19世纪,英国社会发生了巨大的变化。维多利亚女王即位之时,乡绅的势力正在衰落,他们很快被富裕的商人和工业家所取代,而这当中有许多人正是工业革命的推动者。为了提升生活品质,这一新兴社会阶层开始从乡绅的生活方式中汲取灵感。其中就包括将英式早餐视为一项重要的社交活动。就像过去的乡绅那样,维多利亚时代的人们也热衷于用奢华的早餐来彰显自己的财富。
Victorians also took the notion of breakfasts to new levels of luxury. They were leisurely and civilized affairs, with tables adorned with abundant silverware and crystal glassware. Guests were given newspapers to browse while taking their time to pick through the plates of typical Anglo-Saxon and exotic dishes. Eggs and bacon became common staples, alongside tongue and kippers. Some offered kedgeree, an Indian dish of smoked fish, boiled eggs and rice.
他们也将早餐的概念提升到了更加奢华的程度。早餐成为了一种悠闲而优雅的活动,餐桌上摆放着琳琅满目的银器和水晶玻璃器皿。宾客们一边悠闲地翻阅着报纸,一边挑选品尝各式地道的盎格鲁-撒克逊风味和异国风味的菜肴。鸡蛋和培根成为常见的主食,牛舌和烟熏鲱鱼也是桌上的常客。有些家庭还提供鱼蛋烩饭,这是一道由熏鱼、水煮蛋和米饭组成的印度美食。
... And perfected by the Edwardians
完善:爱德华时代
Come the turn of the 20th century and Edward VII replaced Queen Victoria on the throne. For a decade, the Edwardian era was somewhat of a Golden Age for the British Empire. It was characterized by long, sun-drenched summers and effervescent2 garden and street parties. Hotel guests, restaurant goers, train travelers, and businessmen now found the fry-up readily available in every corner of the country.
20世纪之交,爱德华七世接替维多利亚女王登上王位。整整十年,爱德华时代堪称大英帝国的黄金时代。阳光明媚的漫长夏日、热闹非凡的花园派对和街头聚会成为了那个时代的标志。酒店住客、餐厅食客、火车旅客和商务人士在英国的任一角落都能轻易买到全英式早餐。
This buoyant era was when the English breakfast truly made its mark on society. Back bacon, eggs, sausages, baked beans, black pudding and fried tomato became the standard ingredients. They’d be accompanied by toast, jam and marmalade, tea, coffee and orange juice.
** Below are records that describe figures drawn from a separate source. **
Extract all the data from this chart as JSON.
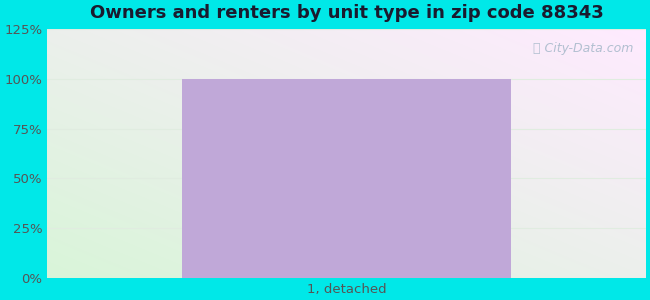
{
  "title": "Owners and renters by unit type in zip code 88343",
  "categories": [
    "1, detached"
  ],
  "values": [
    100
  ],
  "bar_color": "#c0a8d8",
  "bar_width": 0.55,
  "ylim": [
    0,
    125
  ],
  "yticks": [
    0,
    25,
    50,
    75,
    100,
    125
  ],
  "ytick_labels": [
    "0%",
    "25%",
    "50%",
    "75%",
    "100%",
    "125%"
  ],
  "title_fontsize": 13,
  "tick_fontsize": 9.5,
  "xlabel_fontsize": 9.5,
  "outer_bg": "#00e8e8",
  "watermark_text": "City-Data.com",
  "watermark_color": "#aabbcc",
  "gridline_color": "#e0ece0",
  "title_color": "#1a1a2e",
  "bg_color_topleft": "#c8eac8",
  "bg_color_bottomright": "#f0faf0",
  "bg_color_topright": "#e8f8f8",
  "tick_color": "#555555"
}
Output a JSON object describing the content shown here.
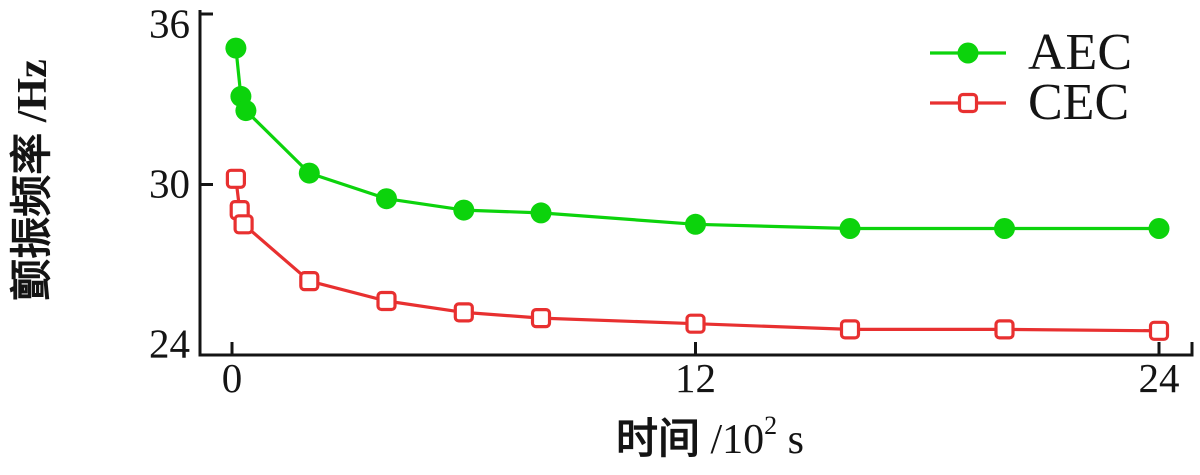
{
  "chart_data": {
    "type": "line",
    "title": "",
    "xlabel": {
      "cn": "时间",
      "unit_prefix": " /10",
      "unit_sup": "2",
      "unit_suffix": " s",
      "full": "时间 /10² s"
    },
    "ylabel": {
      "full": "颤振频率 /Hz"
    },
    "x_ticks": [
      {
        "value": 0,
        "label": "0"
      },
      {
        "value": 12,
        "label": "12"
      },
      {
        "value": 24,
        "label": "24"
      }
    ],
    "y_ticks": [
      {
        "value": 36,
        "label": "36"
      },
      {
        "value": 30,
        "label": "30"
      },
      {
        "value": 24,
        "label": "24"
      }
    ],
    "xlim": [
      0,
      24.9
    ],
    "ylim": [
      24,
      36
    ],
    "grid": false,
    "legend_position": "top-right",
    "axis_color": "#141414",
    "series": [
      {
        "name": "AEC",
        "color": "#0cd30c",
        "marker": "filled-circle",
        "points": [
          [
            0.1,
            34.8
          ],
          [
            0.23,
            33.1
          ],
          [
            0.36,
            32.6
          ],
          [
            2,
            30.4
          ],
          [
            4,
            29.5
          ],
          [
            6,
            29.1
          ],
          [
            8,
            29.0
          ],
          [
            12,
            28.6
          ],
          [
            16,
            28.45
          ],
          [
            20,
            28.45
          ],
          [
            24,
            28.45
          ]
        ]
      },
      {
        "name": "CEC",
        "color": "#e83030",
        "marker": "open-square",
        "points": [
          [
            0.1,
            30.2
          ],
          [
            0.2,
            29.1
          ],
          [
            0.3,
            28.6
          ],
          [
            2,
            26.6
          ],
          [
            4,
            25.9
          ],
          [
            6,
            25.5
          ],
          [
            8,
            25.3
          ],
          [
            12,
            25.1
          ],
          [
            16,
            24.9
          ],
          [
            20,
            24.9
          ],
          [
            24,
            24.85
          ]
        ]
      }
    ]
  }
}
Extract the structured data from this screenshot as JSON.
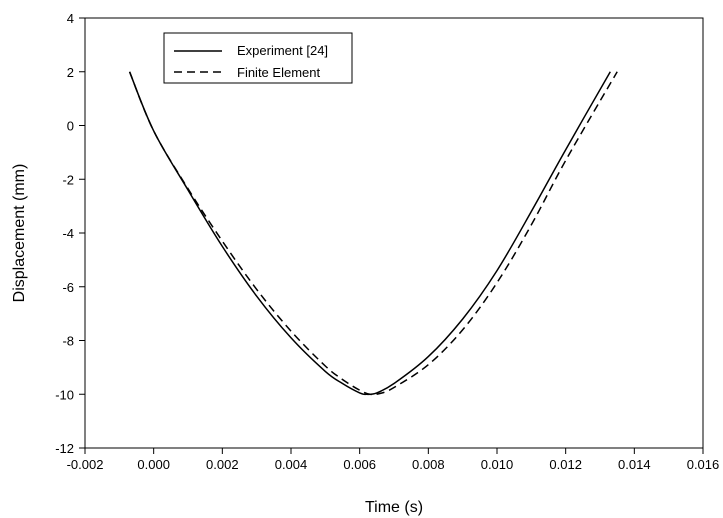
{
  "chart_data": {
    "type": "line",
    "title": "",
    "xlabel": "Time (s)",
    "ylabel": "Displacement (mm)",
    "xlim": [
      -0.002,
      0.016
    ],
    "ylim": [
      -12,
      4
    ],
    "xticks": [
      -0.002,
      0.0,
      0.002,
      0.004,
      0.006,
      0.008,
      0.01,
      0.012,
      0.014,
      0.016
    ],
    "xtick_labels": [
      "-0.002",
      "0.000",
      "0.002",
      "0.004",
      "0.006",
      "0.008",
      "0.010",
      "0.012",
      "0.014",
      "0.016"
    ],
    "yticks": [
      4,
      2,
      0,
      -2,
      -4,
      -6,
      -8,
      -10,
      -12
    ],
    "ytick_labels": [
      "4",
      "2",
      "0",
      "-2",
      "-4",
      "-6",
      "-8",
      "-10",
      "-12"
    ],
    "grid": false,
    "legend_position": "top-left",
    "series": [
      {
        "name": "Experiment [24]",
        "style": "solid",
        "color": "#000000",
        "x": [
          -0.0007,
          0.0,
          0.001,
          0.002,
          0.003,
          0.004,
          0.005,
          0.0055,
          0.006,
          0.0062,
          0.0065,
          0.007,
          0.008,
          0.009,
          0.01,
          0.011,
          0.012,
          0.0133
        ],
        "y": [
          2.0,
          -0.2,
          -2.4,
          -4.5,
          -6.35,
          -7.9,
          -9.15,
          -9.6,
          -9.95,
          -10.0,
          -9.95,
          -9.6,
          -8.6,
          -7.2,
          -5.4,
          -3.2,
          -0.9,
          2.0
        ]
      },
      {
        "name": "Finite Element",
        "style": "dashed",
        "color": "#000000",
        "x": [
          -0.0007,
          0.0,
          0.001,
          0.002,
          0.003,
          0.004,
          0.005,
          0.0055,
          0.006,
          0.0063,
          0.0066,
          0.007,
          0.008,
          0.009,
          0.01,
          0.011,
          0.012,
          0.0135
        ],
        "y": [
          2.0,
          -0.2,
          -2.35,
          -4.3,
          -6.1,
          -7.65,
          -8.95,
          -9.45,
          -9.85,
          -10.0,
          -9.97,
          -9.75,
          -8.9,
          -7.6,
          -5.85,
          -3.7,
          -1.3,
          2.0
        ]
      }
    ]
  }
}
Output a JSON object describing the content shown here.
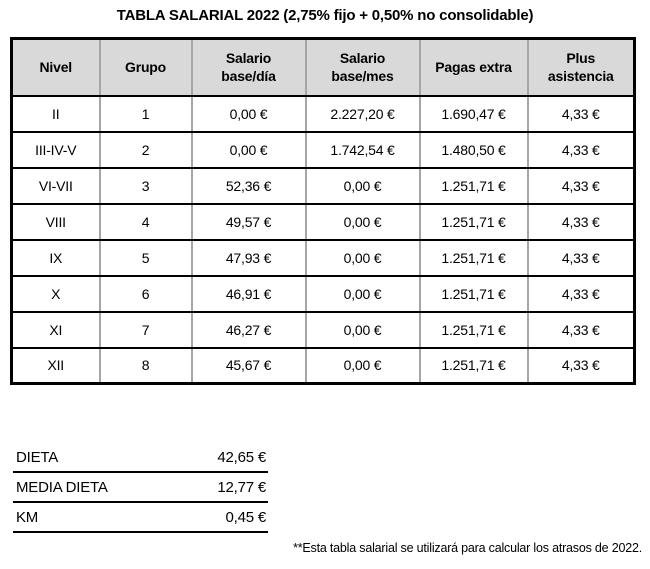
{
  "title": "TABLA SALARIAL 2022 (2,75% fijo + 0,50% no consolidable)",
  "salary_table": {
    "headers": [
      "Nivel",
      "Grupo",
      "Salario base/día",
      "Salario base/mes",
      "Pagas extra",
      "Plus asistencia"
    ],
    "rows": [
      [
        "II",
        "1",
        "0,00 €",
        "2.227,20 €",
        "1.690,47 €",
        "4,33 €"
      ],
      [
        "III-IV-V",
        "2",
        "0,00 €",
        "1.742,54 €",
        "1.480,50 €",
        "4,33 €"
      ],
      [
        "VI-VII",
        "3",
        "52,36 €",
        "0,00 €",
        "1.251,71 €",
        "4,33 €"
      ],
      [
        "VIII",
        "4",
        "49,57 €",
        "0,00 €",
        "1.251,71 €",
        "4,33 €"
      ],
      [
        "IX",
        "5",
        "47,93 €",
        "0,00 €",
        "1.251,71 €",
        "4,33 €"
      ],
      [
        "X",
        "6",
        "46,91 €",
        "0,00 €",
        "1.251,71 €",
        "4,33 €"
      ],
      [
        "XI",
        "7",
        "46,27 €",
        "0,00 €",
        "1.251,71 €",
        "4,33 €"
      ],
      [
        "XII",
        "8",
        "45,67 €",
        "0,00 €",
        "1.251,71 €",
        "4,33 €"
      ]
    ]
  },
  "allowances": {
    "rows": [
      {
        "label": "DIETA",
        "value": "42,65 €"
      },
      {
        "label": "MEDIA DIETA",
        "value": "12,77 €"
      },
      {
        "label": "KM",
        "value": "0,45 €"
      }
    ]
  },
  "footnote": "**Esta tabla salarial se utilizará para calcular los atrasos de 2022.",
  "colors": {
    "header_bg": "#d9d9d9",
    "horizontal_border": "#000000",
    "vertical_border": "#a6a6a6"
  }
}
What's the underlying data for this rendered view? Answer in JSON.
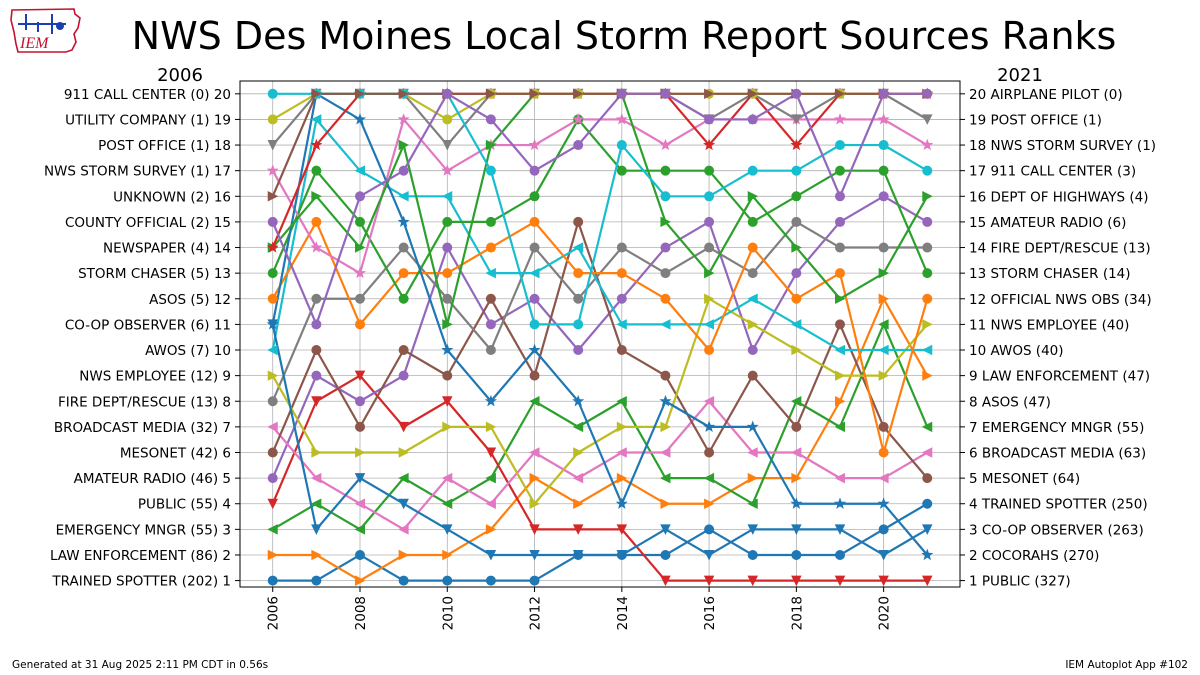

With the accessibility of the ingredients, the full English also gained a following among the middle classes. Families ate large breakfasts—now earlier rather than later in the morning—in order to fill up and have the energy to survive long days at work.
正是在这个繁荣的时代,英式早餐真正地在社会中留下了烙印。一顿标准的英式早餐包括猪背肉培根、鸡蛋、香肠、焗豆、黑布丁和煎番茄,再配以吐司、果酱和橘子酱、茶、咖啡和柳橙汁。随着食材的普及,英式全餐也开始在中产阶级中流行起来。许多家庭不再等到晚些时候的上午,而是早早地吃上一顿丰盛的早餐,摄入充足的能量,好有精力应对漫长的工作日。
Becoming a working class staple
成为工人阶级的主食
Despite rationing3, the love for the English breakfast showed no signs of slowing down after World War II. In fact, it’s thought that half of the British population began nearly every day with bacon, eggs, sausage, and the rest during the 1950s. The working class were getting into the spirit of this national dish, too. This was largely thanks to the greasy spoon, a no-frills café usually situated next to constructions sites, ports and warehouses. A common sight was, and to some extent still is, of laborers sat around the table with a fry-up, mug of tea and a copy of the tabloid newspaper. All day breakfast signs meant that the greasy spoon chef was happy to oblige for breakfast, lunch and dinner. Consequently, the British Isles now had a culinary delight enjoyed by everyone from dignitaries to dock workers. Legend states that Sir Winston Churchill himself chowed down on a fry-up followed by a cigar and whisky prior to getting out of bed every morning.